Thursday, September 29, 2016

Fly Fishing and Me: The Beginning

The other day while on a walk I realized I've been fly fishing in one form or another for forty freaking years!  I'm not exactly sure how I got the bug as no one in my family fished, but I got it.  As a kid, my mom bought my brother and sister and me spinning rods.  My first fish ever was a tiny striped bass.  I spent at least two summers dunking sea worms for flounder and only caught a half dozen or so.  Later I eagerly plied  the local ponds for bass and pickerel and the rare brook trout.  To my young mind, trout fishing represented the holy grail of fishing, never mind that trout fishing was severely limited where I grew up, but the desire was there. 

I remember in 7th grade buying this book on fly fishing
In it contained all the worldly knowledge that an eager kid could want: info on rods, leaders, flies, how to cast, how to dry fly fish etc.  Looking at the pictures of the authors fishing around the country blew me away.  An 18" brown seemed like a monster to me.  I'd only caught  a couple of 8-9" brook trout that migrated out of a local pond to spawn.  We had to crawl on our hands and knees and dap a worm to catch those little gems.  If they saw you they were gone.   Such was the state of my passion that one opening day a buddy and I slept outside, got up at the crack of dawn, and biked to an estuary to fly fish for trout.   If it had been twenty years later we might have caught some stripers. I think we even were using dry flies.  We had the fire, but not the knowledge.

Anyways my forays into fly fishing didn't get more serious until I went to college in western Massachusetts.   I didn't have much of a clue but then I read these two books Richards and Swisher and Fly fishing Strategy and learned to tie some flies.

In western Massachusetts I found two tail waters and started learning via the school of hard knocks.  I didn't catch many trout with a fly rod in my hands so I often reverted back to the spinning rod in order to catch something.  After my sophomore year two buddies and I headed to Alaska.  Our plan was to go to AK and work in the canneries.  Of course I brought my fly rod and spinning rod.  That's where things changed dramatically for me in terms of fly fishing. More of that in my next chapter. 

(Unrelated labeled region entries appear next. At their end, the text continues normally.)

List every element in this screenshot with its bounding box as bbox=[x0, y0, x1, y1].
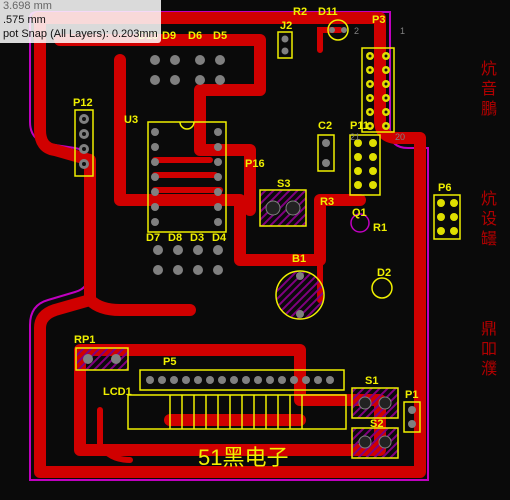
desig-r2: R2 bbox=[293, 6, 307, 18]
desig-d9: D9 bbox=[162, 30, 176, 42]
desig-s3: S3 bbox=[277, 178, 290, 190]
desig-d3: D3 bbox=[190, 232, 204, 244]
desig-rp1: RP1 bbox=[74, 334, 95, 346]
status-line3: pot Snap (All Layers): 0.203mm bbox=[3, 28, 158, 42]
desig-lcd1: LCD1 bbox=[103, 386, 132, 398]
desig-d11: D11 bbox=[318, 6, 338, 18]
pin-1: 1 bbox=[400, 26, 405, 36]
desig-q1: Q1 bbox=[352, 207, 367, 219]
desig-d4: D4 bbox=[212, 232, 226, 244]
status-line2: .575 mm bbox=[3, 14, 158, 28]
desig-j2: J2 bbox=[280, 20, 292, 32]
desig-p3: P3 bbox=[372, 14, 385, 26]
vtext-1: 炕音鵬 bbox=[474, 60, 498, 120]
status-overlay: 3.698 mm .575 mm pot Snap (All Layers): … bbox=[0, 0, 161, 43]
pin-20: 20 bbox=[395, 132, 405, 142]
desig-r1: R1 bbox=[373, 222, 387, 234]
pin-21: 21 bbox=[350, 132, 360, 142]
desig-p16: P16 bbox=[245, 158, 265, 170]
desig-p11: P11 bbox=[350, 120, 369, 132]
desig-d5: D5 bbox=[213, 30, 227, 42]
desig-d2: D2 bbox=[377, 267, 391, 279]
desig-s2: S2 bbox=[370, 418, 383, 430]
desig-b1: B1 bbox=[292, 253, 306, 265]
desig-p6: P6 bbox=[438, 182, 451, 194]
desig-d8: D8 bbox=[168, 232, 182, 244]
status-line1: 3.698 mm bbox=[3, 0, 158, 14]
vtext-3: 鼎吅濮 bbox=[474, 320, 498, 380]
desig-s1: S1 bbox=[365, 375, 378, 387]
desig-p5: P5 bbox=[163, 356, 176, 368]
desig-u3: U3 bbox=[124, 114, 138, 126]
silk-bottom-text: 51黑电子 bbox=[198, 440, 288, 472]
desig-c2: C2 bbox=[318, 120, 332, 132]
desig-p1: P1 bbox=[405, 389, 418, 401]
pcb-svg bbox=[0, 0, 510, 500]
desig-r3: R3 bbox=[320, 196, 334, 208]
vtext-2: 炕设罎 bbox=[474, 190, 498, 250]
desig-d7: D7 bbox=[146, 232, 160, 244]
desig-p12: P12 bbox=[73, 97, 93, 109]
pcb-canvas[interactable]: R2 D11 P3 D10 D9 D6 D5 J2 P12 U3 C2 P11 … bbox=[0, 0, 510, 500]
pin-2: 2 bbox=[354, 26, 359, 36]
desig-d6: D6 bbox=[188, 30, 202, 42]
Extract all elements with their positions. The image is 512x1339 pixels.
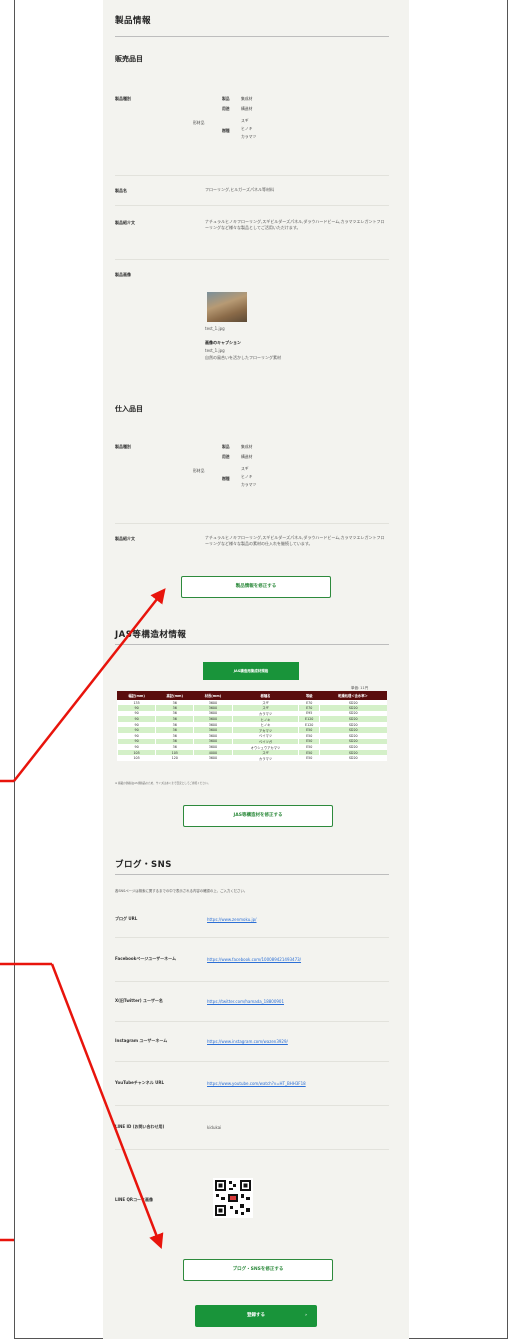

Thursday, September 22, 2016

A Couple More Albie Pix

Albies are seethed in mirror like skin with subtle coloration that doesn't always come out in pictures that's why I like this first one.

I just like the angles on this picture

Tuesday, September 20, 2016

Playing Hide and Seek

Every year, as fall approaches, my fishing buddies and I find ourselves along the New England coast chasing the infamous fall run.  The magic of witnessing huge bait balls being torn apart by busting predators fills our dreams.  While this does happen, it is not always our experience, as we're a bunch of working guys, who can only get away for a couple of weekend days on the water.  To find that experience takes luck and being on the water at the right time, some years we're there and other years we end up playing hide and seek with the fish.

This past weekend was the later.  Early last week, reports from all along the coast were glorious.  Tons of bait and plenty of albies, bass and blues.  Then Friday it all changed.  From Cape Cod through Long Island Sound everything changed.  We arrived Saturday and put in our time, searching old haunts as well as new water in search of fish.  We were not alone.  All the other boats were doing the same thing.  All one can do in these situations is find some bait, hang out and hope that the predators show up.  We fished hard and managed to land a few well earned fish.  The pods of albies we did find appeared to be small pods of 2-4 fish that would blow through for a few minutes only to never be seen again.  We got some so so shots and were not sure of what they were feeding on.  They can be easy to get to take or very finicky depending on circumstances.  Fish with quarter sized eyes can easily spot something that doesn't look like food can be as challenging as the browns in a spring creek.  So we kept on changing flies until we got lucky.  Being grateful to land a couple of fish, makes those days were they come fast and easy oh so special.

 Moon set Saturday morning 
One of the crazy houses you see along the coast. 

Not too shabby of a house.

 The target species in hand

  Love the coloration of albies.  While not the most impressive looking fish the power and speed that they have is something that has to be experienced in order to be fully understood and appreciated.  No fresh water fish comes even close in terms of speed or power.